My venture into the world of traditional animation.

I’ve been wanting to introduce traditional animation into my workflow for years but the learning curve is so steep it put me off. Having said that, my greatest skill is drawing so this approach would allow me to actually utilise it.


A few weeks ago, I started the fantastic course by MoGraph Mentor titled Classical Animation Workflows and Techniques by the legendary Henrique Barone. It definitely isn’t for the faint hearted but I’m so glad I took the plunge. It’s early days but so far it’s been immensely liberating to free myself of plugins and scripts just to animate. Instead of focusing on the software side of things, I just draw. If I get an idea in my head, I just draw it. There’s no need to create all the assets in Illustrator or Photoshop, I just draw.

One of the ultimate goals is to introduce this into my character animation pipeline.
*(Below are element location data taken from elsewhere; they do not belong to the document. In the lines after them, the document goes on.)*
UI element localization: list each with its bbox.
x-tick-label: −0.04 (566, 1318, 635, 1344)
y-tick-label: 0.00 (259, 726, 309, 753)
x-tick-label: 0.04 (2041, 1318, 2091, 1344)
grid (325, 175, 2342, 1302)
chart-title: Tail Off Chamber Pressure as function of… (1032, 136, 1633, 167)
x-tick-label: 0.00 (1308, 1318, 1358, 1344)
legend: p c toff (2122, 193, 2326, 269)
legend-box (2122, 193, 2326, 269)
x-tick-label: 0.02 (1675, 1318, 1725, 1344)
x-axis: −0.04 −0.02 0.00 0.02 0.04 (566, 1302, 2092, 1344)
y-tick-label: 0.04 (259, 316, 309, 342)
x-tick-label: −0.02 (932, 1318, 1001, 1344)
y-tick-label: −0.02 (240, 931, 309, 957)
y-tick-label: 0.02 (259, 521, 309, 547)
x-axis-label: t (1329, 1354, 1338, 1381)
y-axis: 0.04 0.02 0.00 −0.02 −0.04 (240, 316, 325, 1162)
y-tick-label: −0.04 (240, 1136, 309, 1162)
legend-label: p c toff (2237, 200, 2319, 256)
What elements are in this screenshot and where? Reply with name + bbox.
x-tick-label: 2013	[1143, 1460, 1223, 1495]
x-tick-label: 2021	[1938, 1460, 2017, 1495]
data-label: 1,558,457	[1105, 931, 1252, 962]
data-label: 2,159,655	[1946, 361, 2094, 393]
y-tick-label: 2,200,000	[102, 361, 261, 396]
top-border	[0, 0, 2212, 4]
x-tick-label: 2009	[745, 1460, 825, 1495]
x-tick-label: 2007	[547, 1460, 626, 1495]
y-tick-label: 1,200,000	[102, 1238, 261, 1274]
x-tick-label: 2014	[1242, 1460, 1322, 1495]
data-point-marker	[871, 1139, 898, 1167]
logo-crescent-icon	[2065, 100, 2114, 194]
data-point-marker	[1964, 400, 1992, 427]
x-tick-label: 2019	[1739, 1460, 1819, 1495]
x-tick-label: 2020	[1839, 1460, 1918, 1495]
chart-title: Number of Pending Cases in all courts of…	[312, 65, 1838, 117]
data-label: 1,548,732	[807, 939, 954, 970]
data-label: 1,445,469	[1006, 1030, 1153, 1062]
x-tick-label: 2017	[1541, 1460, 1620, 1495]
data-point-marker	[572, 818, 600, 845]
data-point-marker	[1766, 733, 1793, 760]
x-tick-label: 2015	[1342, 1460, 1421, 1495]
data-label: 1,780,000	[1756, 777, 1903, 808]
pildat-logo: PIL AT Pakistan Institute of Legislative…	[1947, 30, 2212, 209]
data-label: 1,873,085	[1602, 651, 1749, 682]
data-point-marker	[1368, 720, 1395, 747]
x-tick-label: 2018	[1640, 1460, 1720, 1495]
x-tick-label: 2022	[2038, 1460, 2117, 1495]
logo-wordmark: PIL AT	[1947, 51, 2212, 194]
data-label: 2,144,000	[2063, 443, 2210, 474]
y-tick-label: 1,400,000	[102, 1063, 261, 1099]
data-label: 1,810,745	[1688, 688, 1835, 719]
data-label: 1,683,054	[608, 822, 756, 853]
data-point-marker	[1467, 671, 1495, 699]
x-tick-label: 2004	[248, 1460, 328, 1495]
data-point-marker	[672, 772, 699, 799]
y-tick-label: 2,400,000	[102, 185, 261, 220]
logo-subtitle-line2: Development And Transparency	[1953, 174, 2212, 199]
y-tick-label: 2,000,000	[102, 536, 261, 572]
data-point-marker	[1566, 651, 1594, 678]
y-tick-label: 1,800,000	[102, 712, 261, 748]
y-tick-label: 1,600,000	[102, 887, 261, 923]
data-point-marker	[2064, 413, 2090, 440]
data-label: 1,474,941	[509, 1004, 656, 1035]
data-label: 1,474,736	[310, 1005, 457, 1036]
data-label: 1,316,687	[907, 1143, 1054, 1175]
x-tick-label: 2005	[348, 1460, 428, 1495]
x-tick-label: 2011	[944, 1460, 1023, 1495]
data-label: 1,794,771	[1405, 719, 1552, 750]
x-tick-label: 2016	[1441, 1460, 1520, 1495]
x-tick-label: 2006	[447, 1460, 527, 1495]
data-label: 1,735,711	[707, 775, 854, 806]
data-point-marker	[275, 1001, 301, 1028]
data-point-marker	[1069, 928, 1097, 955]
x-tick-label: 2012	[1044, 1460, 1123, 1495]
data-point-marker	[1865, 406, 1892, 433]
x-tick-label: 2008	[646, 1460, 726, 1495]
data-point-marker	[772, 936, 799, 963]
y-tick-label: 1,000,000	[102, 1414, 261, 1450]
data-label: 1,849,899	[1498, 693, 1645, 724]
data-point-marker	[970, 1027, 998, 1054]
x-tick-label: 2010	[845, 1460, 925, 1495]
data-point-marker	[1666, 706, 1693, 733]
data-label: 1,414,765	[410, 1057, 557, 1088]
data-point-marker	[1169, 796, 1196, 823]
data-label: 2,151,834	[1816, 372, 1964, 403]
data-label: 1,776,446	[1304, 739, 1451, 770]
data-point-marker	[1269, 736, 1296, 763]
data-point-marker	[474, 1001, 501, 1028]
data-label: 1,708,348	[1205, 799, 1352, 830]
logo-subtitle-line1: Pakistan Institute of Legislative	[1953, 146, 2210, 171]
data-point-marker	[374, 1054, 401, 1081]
I’m a long way off from doing that but being able to freely animate characters will be a huge boon for my work. Don’t get me wrong, DUIK, Limber and Rubberhose are all great but sometimes you’re just pushing After Effects in a direction it was never intended for. Anyone that has had the “pleasure” of animating characters in a 4K comp in DUIK will get what I mean. At the end of the day, your characters are locked into a rig and are only capable of simple movements. If you want your character joints to change perspective (imagine their arm goes from the side to reaching out towards you) DUIK just can’t achieve. Limber can but there are some huge caveats involved. Just watching the looseness involved when Henrique animates a character is mesmerising.

Above is my first completed piece. In the grand scheme of things, it’s simple but learning the process wasn’t. Above you can see the first rough, where the timing is so linear and dull, then I refined the movement. Once I was happy with that, I created a clean up pass before finally adding colour. I could definitely create something like that in After Effects but it just wouldn’t look as visually engaging. Yes it’s not buttery smooth as I animated on twos but I believe that’s a trade off worth making.

Only time will tell how this will fit into my workflow. The epic extension for After Effects, Photoshop and Animate, Timelord, really is a game changer and has already proven to speed up this technique by ensuring all the buttons in all 3 applications are consistent. I’ll keep posting my progress, and fingers crossed, soon I’ll be able to use it in a huge project I’m working on.